The space between wanting to be right and knowing we are wrong!


When we discover that we have been wrong, we say that we were under an illusion, and when we no longer believe in something, we say that we are disillusioned. More generally, analogies to vision are ubiquitous in the way we think about knowledge and error. People who possess the truth are perceptive, insightful, observant., illuminated, enlightened, and visionary; by contrast, the ignorant are in the dark. When we comprehend something, we say I see. And we say, too, that the scales have fallen from our eyes; that once we were blind, but now we see.

This link between seeing and knowing is not just metaphorical. For the most part, we accept as true anything that we see with our own eyes, or reg­ister with any of our other senses. We take it on faith that blue is blue, that hot is hot, that we are seeing a palm tree sway in the breeze because there is a breeze blowing and a palm tree growing. 
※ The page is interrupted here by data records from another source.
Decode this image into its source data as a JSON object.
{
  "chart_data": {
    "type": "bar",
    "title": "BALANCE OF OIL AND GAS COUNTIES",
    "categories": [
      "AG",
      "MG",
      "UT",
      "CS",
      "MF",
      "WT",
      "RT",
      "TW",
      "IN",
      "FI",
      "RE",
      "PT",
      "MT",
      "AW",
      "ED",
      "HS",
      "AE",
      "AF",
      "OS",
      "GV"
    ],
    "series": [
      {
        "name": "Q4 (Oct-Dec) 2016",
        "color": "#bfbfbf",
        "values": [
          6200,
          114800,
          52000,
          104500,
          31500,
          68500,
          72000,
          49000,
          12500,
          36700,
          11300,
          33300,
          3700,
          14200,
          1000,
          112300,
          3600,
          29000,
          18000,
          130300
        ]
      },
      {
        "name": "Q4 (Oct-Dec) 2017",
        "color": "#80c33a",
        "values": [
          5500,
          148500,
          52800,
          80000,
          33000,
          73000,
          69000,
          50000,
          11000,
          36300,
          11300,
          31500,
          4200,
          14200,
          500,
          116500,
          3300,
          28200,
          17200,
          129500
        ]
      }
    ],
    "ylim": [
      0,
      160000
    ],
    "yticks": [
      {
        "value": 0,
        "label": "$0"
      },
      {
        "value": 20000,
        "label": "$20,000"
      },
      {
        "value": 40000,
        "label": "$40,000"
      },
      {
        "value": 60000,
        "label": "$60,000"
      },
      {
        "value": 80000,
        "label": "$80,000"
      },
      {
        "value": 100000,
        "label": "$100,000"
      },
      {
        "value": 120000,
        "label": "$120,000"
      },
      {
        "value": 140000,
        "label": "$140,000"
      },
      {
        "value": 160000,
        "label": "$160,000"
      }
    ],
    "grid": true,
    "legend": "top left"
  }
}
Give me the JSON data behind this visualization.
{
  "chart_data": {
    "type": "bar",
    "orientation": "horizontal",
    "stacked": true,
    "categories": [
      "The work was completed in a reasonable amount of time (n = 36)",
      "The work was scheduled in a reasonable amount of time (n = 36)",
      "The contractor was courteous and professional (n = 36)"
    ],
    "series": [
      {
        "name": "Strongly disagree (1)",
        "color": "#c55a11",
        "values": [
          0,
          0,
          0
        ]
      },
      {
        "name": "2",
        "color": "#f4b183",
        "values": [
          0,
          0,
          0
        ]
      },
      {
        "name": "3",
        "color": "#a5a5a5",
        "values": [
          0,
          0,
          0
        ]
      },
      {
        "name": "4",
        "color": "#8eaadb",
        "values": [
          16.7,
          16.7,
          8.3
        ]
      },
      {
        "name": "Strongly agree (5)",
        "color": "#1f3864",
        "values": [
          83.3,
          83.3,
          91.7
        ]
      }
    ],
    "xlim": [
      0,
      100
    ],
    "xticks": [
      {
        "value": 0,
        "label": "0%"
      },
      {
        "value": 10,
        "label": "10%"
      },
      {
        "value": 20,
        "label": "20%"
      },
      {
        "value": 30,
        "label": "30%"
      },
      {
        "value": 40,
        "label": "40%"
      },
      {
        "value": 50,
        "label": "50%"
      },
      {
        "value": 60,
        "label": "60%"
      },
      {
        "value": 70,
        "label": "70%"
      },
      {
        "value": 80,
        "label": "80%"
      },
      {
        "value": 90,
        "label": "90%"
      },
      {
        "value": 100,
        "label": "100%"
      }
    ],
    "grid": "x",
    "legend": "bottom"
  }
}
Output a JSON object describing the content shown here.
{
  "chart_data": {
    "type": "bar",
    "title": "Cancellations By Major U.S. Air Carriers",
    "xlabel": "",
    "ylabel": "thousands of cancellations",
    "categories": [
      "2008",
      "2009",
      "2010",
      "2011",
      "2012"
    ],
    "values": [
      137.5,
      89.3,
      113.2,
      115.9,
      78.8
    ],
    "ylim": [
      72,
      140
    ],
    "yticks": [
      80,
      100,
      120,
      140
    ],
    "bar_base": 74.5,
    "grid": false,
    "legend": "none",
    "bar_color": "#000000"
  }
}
We are all prone to regarding the ideas in our own heads as direct reflections of reality, and this particularly true in the domain of perception. Heat, palm trees, blueness, breeziness: we take these to be attributes of the world that our senses simply and passively absorb.

For a different example of the utility of interpretation, consider your blind spot—the literal one, I mean. The blind spot is that part of the eye where the optic nerve passes through the retina, preventing any visual pro­cessing from taking place. If perception were just unembellished sensation, we would experience a chronic lacuna where this nerve interrupts our visual field. Buv we do not, because our brain automatically corrects the problem through a process known as coherencing.  

No matter what these processes do, though, one thing remains the same: we have no idea that they are doing it. The mechanisms that form our perceptions operate almost entirely below the level of conscious aware­ness; ironically, we cannot sense how we sense. And here another bit of meta-wrongness arises. Because we can’t perceive these processes in action, and thereby take note of the places where error could enter the picture, we feel that we cannot be wrong. Or, more precisely, we cannot feel that we could be wrong. Our obliviousness to the act of interpretation leaves us insensitive—literally—to the possibility of error.